Das ist kein Problem, hab ich erst am Donnertag gemacht.

Anleitung:
http://support.automation.siemens.c...&aktprim=0&extranet=standard&load=treecontent

Du benötigst halt auf Deinem Laptop die entsprechenden Runtime-Lizenzen für WinCCflex.


mfg
Maxl


----------



## Toddy80 (25 Februar 2007)

Hi, danke für die Antwort.

Ws ist so, haben die Aufgabenstellung bekommen das WinCC Flex per Profinet an die S7 angebunden werden soll. Aber ich sehe nirgendwo in WinCC Flex wo ich die Einstellung machen kann. Habe es auf Ethernet gestellt. Es läuft, aber ist das denn nun per Profinet?

Gruß

Thorsten


----------



## seeba (25 Februar 2007)

Toddy80 schrieb:


> Hi, danke für die Antwort.
> 
> Ws ist so, haben die Aufgabenstellung bekommen das WinCC Flex per Profinet an die S7 angebunden werden soll. Aber ich sehe nirgendwo in WinCC Flex wo ich die Einstellung machen kann. Habe es auf Ethernet gestellt. Es läuft, aber ist das denn nun per Profinet?
> 
> ...


Ist im PROFINET überhaupt 'ne OP-Kommunikation vorgesehen? Ich glaube nicht, oder?


----------



## PeterEF (26 Februar 2007)

seeba schrieb:


> Ist im PROFINET überhaupt 'ne OP-Kommunikation vorgesehen? Ich glaube nicht, oder?

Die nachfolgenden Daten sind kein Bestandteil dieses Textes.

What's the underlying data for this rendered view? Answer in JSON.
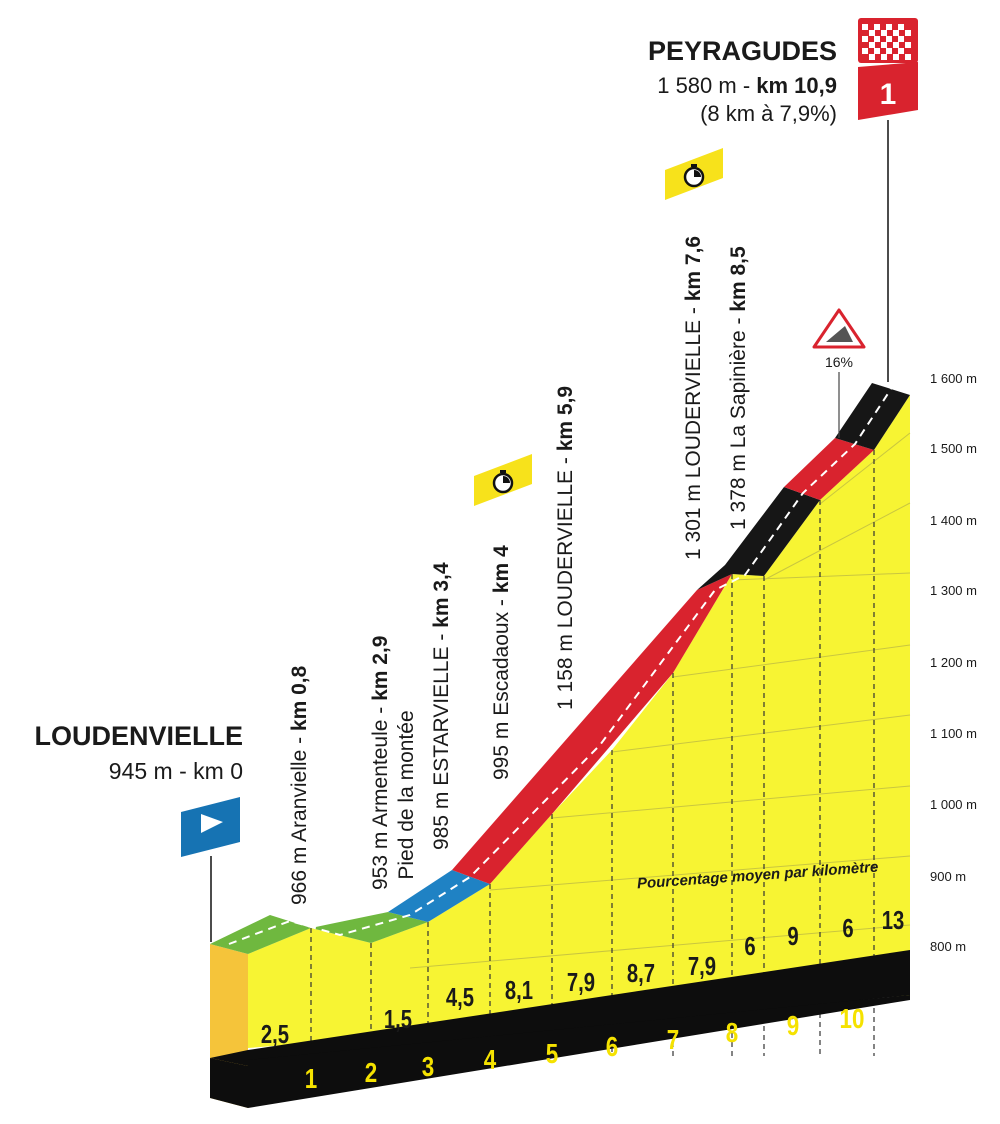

Der Ethernet-Port eines MP277-Panels mit Flex läuft garantiert über Profinet. 
Im Handbuch dazu "...Das Bediengerät kann nur in Profinet-Netzwerken eingesetzt werden...."

Wenn das mit Panels so ist, sollte doch auch die PC-Version (hatte ich noch nicht) Profinet unterstützen?


----------



## Maxl (27 Februar 2007)

Toddy80 schrieb:


> Ws ist so, haben die Aufgabenstellung bekommen das WinCC Flex per Profinet an die S7 angebunden werden soll. Aber ich sehe nirgendwo in WinCC Flex wo ich die Einstellung machen kann. Habe es auf Ethernet gestellt. Es läuft, aber ist das denn nun per Profinet?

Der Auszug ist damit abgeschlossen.